Sojung yang mendapat rasa itu, lantas perlahan menoleh menatap Seokjin. Pria itu rupanya tak memerhatikannya, melainkan fokus pada jalan di depan. Sojung lagi-lagi tak bisa membohongi perasaannya. Dia menarik kedua sudut bibirnya ke atas diam-diam, lalu menyematkan jari-jarinya di antara jemari Seokjin yang sebelumnya menggenggam sangat erat.

Ayah anak satu itu spontan menatap Sojung, tapi pandangan wanitanya itu sudah beralih lagi. Istrinya sudah kembali pada fokusnya, melihat betapa sedihnya Hani yang kini mulai meredakan tangisannya.

"Hani mungkin cuma kaget, karena kepalanya kebentur. Tapi kita harus tetep ke rumah sakit, buat mastiin kalau Hani emang nggak pa-pa," ujar Seokjin untuk menarik perhatian Sojung.

Mata mereka sempat bertemu beberapa detik, sebelum akhirnya Seokjin berpindah fokus lagi pada lajur jalanan di depan. Sojung menggunakan kesempatan itu, untuk berani berbicara tanpa menatap mata Seokjin. "Terimakasih.

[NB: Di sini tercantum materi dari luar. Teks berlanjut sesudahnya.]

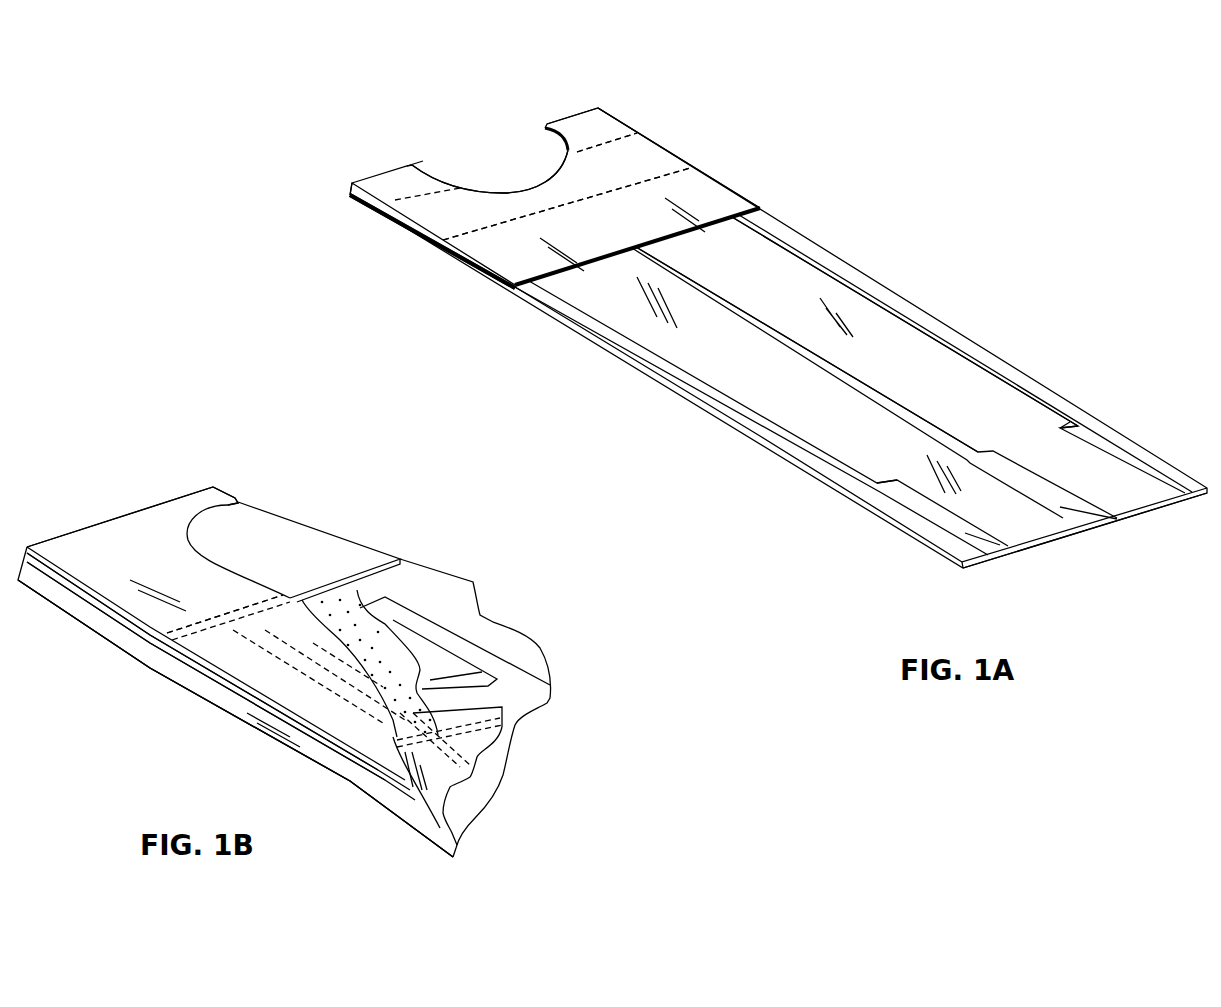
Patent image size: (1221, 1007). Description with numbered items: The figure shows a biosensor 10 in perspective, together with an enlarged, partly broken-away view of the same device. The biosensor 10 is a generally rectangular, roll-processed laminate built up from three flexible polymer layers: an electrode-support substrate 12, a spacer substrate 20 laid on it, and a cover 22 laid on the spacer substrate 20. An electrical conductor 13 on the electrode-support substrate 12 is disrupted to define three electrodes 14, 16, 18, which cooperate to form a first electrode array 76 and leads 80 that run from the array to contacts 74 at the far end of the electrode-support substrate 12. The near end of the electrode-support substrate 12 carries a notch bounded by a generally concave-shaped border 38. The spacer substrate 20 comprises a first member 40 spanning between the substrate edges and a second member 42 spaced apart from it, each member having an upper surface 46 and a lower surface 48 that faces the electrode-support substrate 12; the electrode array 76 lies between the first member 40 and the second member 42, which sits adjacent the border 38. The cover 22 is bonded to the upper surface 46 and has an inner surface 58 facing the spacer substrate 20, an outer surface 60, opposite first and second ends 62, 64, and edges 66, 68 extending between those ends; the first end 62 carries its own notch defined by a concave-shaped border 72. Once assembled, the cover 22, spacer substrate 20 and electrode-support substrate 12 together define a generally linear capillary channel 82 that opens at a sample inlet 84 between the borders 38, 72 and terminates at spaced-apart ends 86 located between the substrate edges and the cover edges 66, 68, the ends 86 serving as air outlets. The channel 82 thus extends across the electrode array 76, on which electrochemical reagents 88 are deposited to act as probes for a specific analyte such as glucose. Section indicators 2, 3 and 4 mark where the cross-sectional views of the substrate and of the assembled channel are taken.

In FIG. 1A, the biosensor 10 is at (1000, 212).
In FIG. 1A, the electrode-support substrate 12 is at (898, 546).
In FIG. 1B, the electrode-support substrate 12 is at (506, 630).
In FIG. 1A, the electrical conductor 13 is at (1030, 420).
In FIG. 1A, the electrode 14 is at (600, 324).
In FIG. 1A, the electrode 16 is at (860, 374).
In FIG. 1A, the electrode 18 is at (839, 274).
In FIG. 1A, the spacer substrate 20 is at (362, 199).
In FIG. 1B, the spacer substrate 20 is at (259, 525).
In FIG. 1A, the cover 22 is at (602, 130).
In FIG. 1B, the cover 22 is at (79, 551).
In FIG. 1A, the concave-shaped border 38 is at (568, 156).
In FIG. 1B, the concave-shaped border 38 is at (433, 570).
In FIG. 1B, the first member 40 is at (417, 808).
In FIG. 1B, the second member 42 is at (318, 531).
In FIG. 1B, the upper surface 46 is at (333, 562).
In FIG. 1B, the lower surface 48 is at (215, 520).
In FIG. 1B, the inner surface 58 is at (332, 716).
In FIG. 1A, the outer surface 60 is at (622, 230).
In FIG. 1A, the first end 62 is at (578, 115).
In FIG. 1A, the second end 64 is at (733, 217).
In FIG. 1A, the edge 66 is at (487, 268).
In FIG. 1B, the edge 66 is at (373, 771).
In FIG. 1A, the edge 68 is at (727, 181).
In FIG. 1A, the concave-shaped border 72 is at (423, 172).
In FIG. 1B, the concave-shaped border 72 is at (232, 492).
In FIG. 1A, the contacts 74 is at (1062, 507).
In FIG. 1B, the first electrode array 76 is at (441, 641).
In FIG. 1A, the leads 80 is at (977, 363).
In FIG. 1A, the capillary channel 82 is at (638, 150).
In FIG. 1B, the capillary channel 82 is at (258, 661).
In FIG. 1A, the sample inlet 84 is at (533, 177).
In FIG. 1A, the ends 86 is at (663, 137).
In FIG. 1B, the ends 86 is at (198, 668).
In FIG. 1B, the electrochemical reagents 88 is at (421, 670).
In FIG. 1B, the strip assembly 2 is at (52, 596).
In FIG. 1A, the section line 3- 3 is at (1027, 363).
In FIG. 1A, the section line 4- 4 is at (693, 148).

Kalau nggak ada kamu, saya nggak tau harus minta tolong siapa buat anter Hani ke rumah sakit."

Seokjin menarik kedua sudut bibirnya sambil menatap Sojung. "Selama palu belum diketuk, surat keputusan belum ditetapkan, kamu masih tanggung jawab saya ... dan Hani, akan selalu jadi prioritas saya. Hani darah daging saya, saya sayang sama dia."

Tangan Sojung ditarik, mendekat ke arah mulut Seokjin. Punggung tangannya dikecup, dengan penuh rasa kasih sayang. Bohong kalau Sojung bilang, hatinya tak tersentuh sekarang.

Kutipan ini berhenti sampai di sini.